Anyway, the tour guide talked about it for a little and, I can't remember how she said it, but she said something like it was the worst moment in the history of Christianity.  I do remember being totally confused at that.  Up to that point, I hadn't known that the rest of the Christian world believed differently about the Fall from the way The Church of Jesus Christ of Latter-day Saints believes.  The Fall was necessary to God's plan of salvation.  Adam & Eve were innocent, immortal beings in the Garden of Eden, incapable of procreating their species, of knowing the difference between happiness and misery because they didn't have either one to help them learn.  Satan thought he was thwarting God's plan by convincing Eve to partake of the forbidden fruit of the tree of the knowledge of good and evil, "for he knew not the mind of God, wherefore he sought to destroy the world." (Moses 4:6)  Someone suggested in Sunday School that Satan didn't have faith that Jesus could do what he had promised to do in the pre-mortal existence.  Satan, speaking through the serpent, told Eve that God knew that once she and Adam ate the fruit, they would be "as gods, knowing good and evil."  It was that knowledge, to know good from evil and being able to choose between the two in order to progress, that was so desirable.

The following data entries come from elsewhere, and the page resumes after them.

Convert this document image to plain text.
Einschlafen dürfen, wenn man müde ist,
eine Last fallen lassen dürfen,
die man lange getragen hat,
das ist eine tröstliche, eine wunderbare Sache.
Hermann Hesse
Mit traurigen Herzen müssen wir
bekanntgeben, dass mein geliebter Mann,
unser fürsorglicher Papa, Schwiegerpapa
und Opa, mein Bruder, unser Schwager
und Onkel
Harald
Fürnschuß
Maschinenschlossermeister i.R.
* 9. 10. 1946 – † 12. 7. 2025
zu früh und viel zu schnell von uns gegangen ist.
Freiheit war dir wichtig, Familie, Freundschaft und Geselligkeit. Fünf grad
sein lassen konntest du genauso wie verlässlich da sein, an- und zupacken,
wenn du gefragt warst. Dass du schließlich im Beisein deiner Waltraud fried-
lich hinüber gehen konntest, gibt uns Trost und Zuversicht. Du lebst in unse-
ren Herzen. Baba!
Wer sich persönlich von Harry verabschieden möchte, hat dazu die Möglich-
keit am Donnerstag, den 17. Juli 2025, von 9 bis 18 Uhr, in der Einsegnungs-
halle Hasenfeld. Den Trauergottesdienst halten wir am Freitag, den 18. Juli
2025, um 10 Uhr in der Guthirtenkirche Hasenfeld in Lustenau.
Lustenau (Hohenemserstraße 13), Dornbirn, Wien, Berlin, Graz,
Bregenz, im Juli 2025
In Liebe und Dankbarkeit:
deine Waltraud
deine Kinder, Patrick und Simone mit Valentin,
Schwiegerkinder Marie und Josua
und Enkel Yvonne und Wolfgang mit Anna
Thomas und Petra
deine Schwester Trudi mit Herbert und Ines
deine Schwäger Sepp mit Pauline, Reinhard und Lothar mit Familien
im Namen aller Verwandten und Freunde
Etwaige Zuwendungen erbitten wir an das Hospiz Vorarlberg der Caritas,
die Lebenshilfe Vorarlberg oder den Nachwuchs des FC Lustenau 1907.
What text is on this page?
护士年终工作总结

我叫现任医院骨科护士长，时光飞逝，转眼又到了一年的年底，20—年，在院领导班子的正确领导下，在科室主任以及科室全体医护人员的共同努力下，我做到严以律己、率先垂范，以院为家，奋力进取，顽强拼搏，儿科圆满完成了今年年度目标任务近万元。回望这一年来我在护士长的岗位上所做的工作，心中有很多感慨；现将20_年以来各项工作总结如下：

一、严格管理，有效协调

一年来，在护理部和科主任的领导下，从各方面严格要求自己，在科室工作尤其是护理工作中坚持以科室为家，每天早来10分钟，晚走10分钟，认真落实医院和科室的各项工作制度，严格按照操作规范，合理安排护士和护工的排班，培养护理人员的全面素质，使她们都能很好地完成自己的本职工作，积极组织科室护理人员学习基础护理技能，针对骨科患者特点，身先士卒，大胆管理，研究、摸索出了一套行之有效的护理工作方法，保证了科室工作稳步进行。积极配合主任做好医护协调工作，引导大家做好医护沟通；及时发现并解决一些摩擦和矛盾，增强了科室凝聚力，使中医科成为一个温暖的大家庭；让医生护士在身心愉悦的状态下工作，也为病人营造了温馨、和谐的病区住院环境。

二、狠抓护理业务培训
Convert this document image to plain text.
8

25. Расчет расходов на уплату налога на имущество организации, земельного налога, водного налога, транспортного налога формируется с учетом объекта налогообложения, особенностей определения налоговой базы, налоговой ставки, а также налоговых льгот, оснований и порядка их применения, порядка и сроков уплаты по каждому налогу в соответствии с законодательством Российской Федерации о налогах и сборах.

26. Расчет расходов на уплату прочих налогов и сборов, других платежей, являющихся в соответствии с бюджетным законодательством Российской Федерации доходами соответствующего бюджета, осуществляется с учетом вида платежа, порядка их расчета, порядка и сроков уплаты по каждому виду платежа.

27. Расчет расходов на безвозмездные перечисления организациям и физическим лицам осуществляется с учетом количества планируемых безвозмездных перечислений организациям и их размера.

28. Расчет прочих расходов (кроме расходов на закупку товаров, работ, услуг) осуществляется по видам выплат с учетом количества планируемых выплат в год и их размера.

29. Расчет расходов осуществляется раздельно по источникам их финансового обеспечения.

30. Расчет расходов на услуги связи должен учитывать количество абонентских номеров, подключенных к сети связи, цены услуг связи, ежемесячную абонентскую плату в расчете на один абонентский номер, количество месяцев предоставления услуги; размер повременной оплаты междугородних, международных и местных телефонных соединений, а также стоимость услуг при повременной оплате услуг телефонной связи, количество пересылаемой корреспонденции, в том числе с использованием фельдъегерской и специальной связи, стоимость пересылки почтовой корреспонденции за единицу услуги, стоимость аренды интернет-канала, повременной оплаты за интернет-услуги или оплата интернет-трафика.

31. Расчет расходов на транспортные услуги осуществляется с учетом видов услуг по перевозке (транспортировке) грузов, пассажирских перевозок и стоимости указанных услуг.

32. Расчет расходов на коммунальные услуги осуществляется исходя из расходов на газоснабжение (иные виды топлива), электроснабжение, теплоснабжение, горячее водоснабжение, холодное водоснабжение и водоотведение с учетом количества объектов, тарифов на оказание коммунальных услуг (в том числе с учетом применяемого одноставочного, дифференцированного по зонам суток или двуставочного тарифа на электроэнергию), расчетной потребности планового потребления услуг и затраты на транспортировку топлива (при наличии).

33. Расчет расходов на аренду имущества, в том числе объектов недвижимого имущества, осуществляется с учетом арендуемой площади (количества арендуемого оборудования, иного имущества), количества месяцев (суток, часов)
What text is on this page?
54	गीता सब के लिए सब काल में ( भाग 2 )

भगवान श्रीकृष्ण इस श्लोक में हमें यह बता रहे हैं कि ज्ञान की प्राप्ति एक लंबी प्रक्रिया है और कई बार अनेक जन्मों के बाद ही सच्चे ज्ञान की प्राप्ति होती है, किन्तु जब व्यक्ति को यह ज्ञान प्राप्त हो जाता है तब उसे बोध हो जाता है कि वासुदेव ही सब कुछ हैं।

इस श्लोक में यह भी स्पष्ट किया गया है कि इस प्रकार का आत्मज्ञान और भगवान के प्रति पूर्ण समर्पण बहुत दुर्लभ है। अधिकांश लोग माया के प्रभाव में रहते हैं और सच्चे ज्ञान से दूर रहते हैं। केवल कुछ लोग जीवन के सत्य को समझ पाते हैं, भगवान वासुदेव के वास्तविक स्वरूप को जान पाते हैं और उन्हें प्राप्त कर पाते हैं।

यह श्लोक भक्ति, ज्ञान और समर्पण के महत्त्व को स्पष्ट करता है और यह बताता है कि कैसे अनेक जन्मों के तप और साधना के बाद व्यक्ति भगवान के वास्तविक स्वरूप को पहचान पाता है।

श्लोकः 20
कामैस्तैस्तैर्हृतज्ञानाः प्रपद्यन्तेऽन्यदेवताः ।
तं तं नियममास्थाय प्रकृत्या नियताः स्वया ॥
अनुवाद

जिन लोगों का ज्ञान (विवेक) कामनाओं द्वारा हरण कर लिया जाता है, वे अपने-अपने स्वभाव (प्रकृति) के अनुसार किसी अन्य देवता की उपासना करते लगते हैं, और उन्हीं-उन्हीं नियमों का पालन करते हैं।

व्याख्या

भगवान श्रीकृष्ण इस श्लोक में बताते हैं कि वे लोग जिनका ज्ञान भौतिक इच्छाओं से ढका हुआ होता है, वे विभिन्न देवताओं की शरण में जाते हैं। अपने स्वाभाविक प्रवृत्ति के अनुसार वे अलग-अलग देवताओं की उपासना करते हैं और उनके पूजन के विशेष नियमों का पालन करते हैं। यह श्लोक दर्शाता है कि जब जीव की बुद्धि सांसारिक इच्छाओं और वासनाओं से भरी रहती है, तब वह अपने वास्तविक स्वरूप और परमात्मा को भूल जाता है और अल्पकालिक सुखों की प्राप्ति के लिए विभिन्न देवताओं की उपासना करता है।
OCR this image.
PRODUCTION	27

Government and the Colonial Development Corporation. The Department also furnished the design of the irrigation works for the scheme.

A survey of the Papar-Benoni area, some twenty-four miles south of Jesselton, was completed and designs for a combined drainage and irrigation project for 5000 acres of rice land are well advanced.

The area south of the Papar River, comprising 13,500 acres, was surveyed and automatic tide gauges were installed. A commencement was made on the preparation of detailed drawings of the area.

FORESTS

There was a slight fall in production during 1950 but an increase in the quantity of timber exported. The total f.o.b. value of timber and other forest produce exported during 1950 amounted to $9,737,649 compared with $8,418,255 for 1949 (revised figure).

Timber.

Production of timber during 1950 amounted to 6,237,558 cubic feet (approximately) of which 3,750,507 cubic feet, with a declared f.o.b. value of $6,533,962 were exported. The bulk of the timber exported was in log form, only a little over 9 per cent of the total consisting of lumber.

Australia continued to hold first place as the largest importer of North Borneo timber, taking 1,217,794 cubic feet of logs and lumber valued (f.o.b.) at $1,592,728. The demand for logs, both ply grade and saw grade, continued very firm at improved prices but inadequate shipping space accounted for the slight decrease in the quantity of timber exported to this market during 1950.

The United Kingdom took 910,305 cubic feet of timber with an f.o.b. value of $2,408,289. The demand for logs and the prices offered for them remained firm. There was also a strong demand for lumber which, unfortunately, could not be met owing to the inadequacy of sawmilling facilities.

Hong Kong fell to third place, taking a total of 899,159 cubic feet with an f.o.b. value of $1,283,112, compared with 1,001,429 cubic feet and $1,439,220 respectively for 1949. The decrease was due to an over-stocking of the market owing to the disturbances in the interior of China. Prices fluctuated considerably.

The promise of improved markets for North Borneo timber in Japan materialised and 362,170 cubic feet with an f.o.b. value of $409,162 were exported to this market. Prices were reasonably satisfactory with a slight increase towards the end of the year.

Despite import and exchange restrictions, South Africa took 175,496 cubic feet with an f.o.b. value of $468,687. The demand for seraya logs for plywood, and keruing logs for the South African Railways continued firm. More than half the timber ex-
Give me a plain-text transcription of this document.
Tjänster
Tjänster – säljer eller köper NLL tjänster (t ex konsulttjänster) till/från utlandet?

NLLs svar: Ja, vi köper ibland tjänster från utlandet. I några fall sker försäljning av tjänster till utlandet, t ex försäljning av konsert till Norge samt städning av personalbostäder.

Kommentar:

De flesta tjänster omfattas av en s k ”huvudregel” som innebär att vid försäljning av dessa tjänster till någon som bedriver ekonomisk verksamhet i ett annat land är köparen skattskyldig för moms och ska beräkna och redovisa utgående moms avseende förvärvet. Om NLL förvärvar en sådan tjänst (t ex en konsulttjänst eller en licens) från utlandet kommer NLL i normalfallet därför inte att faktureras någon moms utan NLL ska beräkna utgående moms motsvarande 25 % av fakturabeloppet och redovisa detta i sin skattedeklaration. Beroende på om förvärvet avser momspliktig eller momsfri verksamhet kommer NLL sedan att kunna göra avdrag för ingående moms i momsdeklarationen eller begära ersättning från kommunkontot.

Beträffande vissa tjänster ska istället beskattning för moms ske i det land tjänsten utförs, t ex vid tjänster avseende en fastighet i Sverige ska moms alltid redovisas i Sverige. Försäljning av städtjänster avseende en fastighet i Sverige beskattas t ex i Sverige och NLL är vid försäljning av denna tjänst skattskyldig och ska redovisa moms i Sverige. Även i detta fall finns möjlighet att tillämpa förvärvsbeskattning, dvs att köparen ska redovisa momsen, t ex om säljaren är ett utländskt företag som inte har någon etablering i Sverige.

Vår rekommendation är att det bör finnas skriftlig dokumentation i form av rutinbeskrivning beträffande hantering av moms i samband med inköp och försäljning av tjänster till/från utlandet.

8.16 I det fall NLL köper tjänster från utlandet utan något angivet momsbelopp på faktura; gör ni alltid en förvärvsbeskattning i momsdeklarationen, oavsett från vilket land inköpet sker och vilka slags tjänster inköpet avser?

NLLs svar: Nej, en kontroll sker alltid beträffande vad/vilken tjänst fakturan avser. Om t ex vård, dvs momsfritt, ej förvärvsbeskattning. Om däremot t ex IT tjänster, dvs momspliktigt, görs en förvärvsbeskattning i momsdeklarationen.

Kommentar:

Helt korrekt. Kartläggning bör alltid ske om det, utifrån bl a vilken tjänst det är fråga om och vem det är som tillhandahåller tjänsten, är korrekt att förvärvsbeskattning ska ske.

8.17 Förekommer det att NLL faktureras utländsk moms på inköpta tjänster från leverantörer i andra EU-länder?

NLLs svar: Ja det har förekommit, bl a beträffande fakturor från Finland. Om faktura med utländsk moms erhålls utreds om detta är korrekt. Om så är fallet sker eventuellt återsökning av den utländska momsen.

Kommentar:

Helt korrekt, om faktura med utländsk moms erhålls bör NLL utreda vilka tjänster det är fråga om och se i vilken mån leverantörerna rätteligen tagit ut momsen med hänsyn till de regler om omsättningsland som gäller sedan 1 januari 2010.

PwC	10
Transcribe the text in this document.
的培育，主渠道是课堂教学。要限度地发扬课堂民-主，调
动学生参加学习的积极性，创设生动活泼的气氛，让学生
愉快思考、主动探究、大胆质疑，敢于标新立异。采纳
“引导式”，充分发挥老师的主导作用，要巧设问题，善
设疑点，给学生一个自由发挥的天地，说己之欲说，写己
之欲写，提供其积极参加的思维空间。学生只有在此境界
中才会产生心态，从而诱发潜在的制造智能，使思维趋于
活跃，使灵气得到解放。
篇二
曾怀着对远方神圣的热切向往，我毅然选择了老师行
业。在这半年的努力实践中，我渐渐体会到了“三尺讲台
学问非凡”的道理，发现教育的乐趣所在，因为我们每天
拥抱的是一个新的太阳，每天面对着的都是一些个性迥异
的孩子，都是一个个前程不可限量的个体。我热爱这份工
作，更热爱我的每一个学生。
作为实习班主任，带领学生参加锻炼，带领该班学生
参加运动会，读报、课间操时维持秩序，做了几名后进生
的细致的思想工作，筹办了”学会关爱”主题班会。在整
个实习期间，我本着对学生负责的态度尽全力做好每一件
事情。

After they were banished from the Garden of Eden, they learned more fully about the plan of salvation and the opportunity they and all mankind had to be redeemed.  "And in that day Adam blessed God and was filled, and began to prophesy concerning all the families of the earth, saying: Blessed be the name of God, for because of my transgression my eyes are opened, and in this life I shall have joy, and again in the flesh I shall see God.  And Eve, his wife, heard all these things and was glad, saying: Were it not for our transgression we never should have had seed, and never should have known good and evil, and the joy of our redemption, and  the eternal life which God giveth unto all the obedient.  And Adam and Eve blessed the name of God, and they made all things known unto their sons and their daughters." (Moses 5:10-12)


2 comments:

  1. Interesting how something can be turned around so completely, isn't it? That the good is shown to be bad and the evil to be righteous.

    :)

    ReplyDelete
  2. Yes. So many people understand so many different things about a topic that it can be hard to know what's the truth.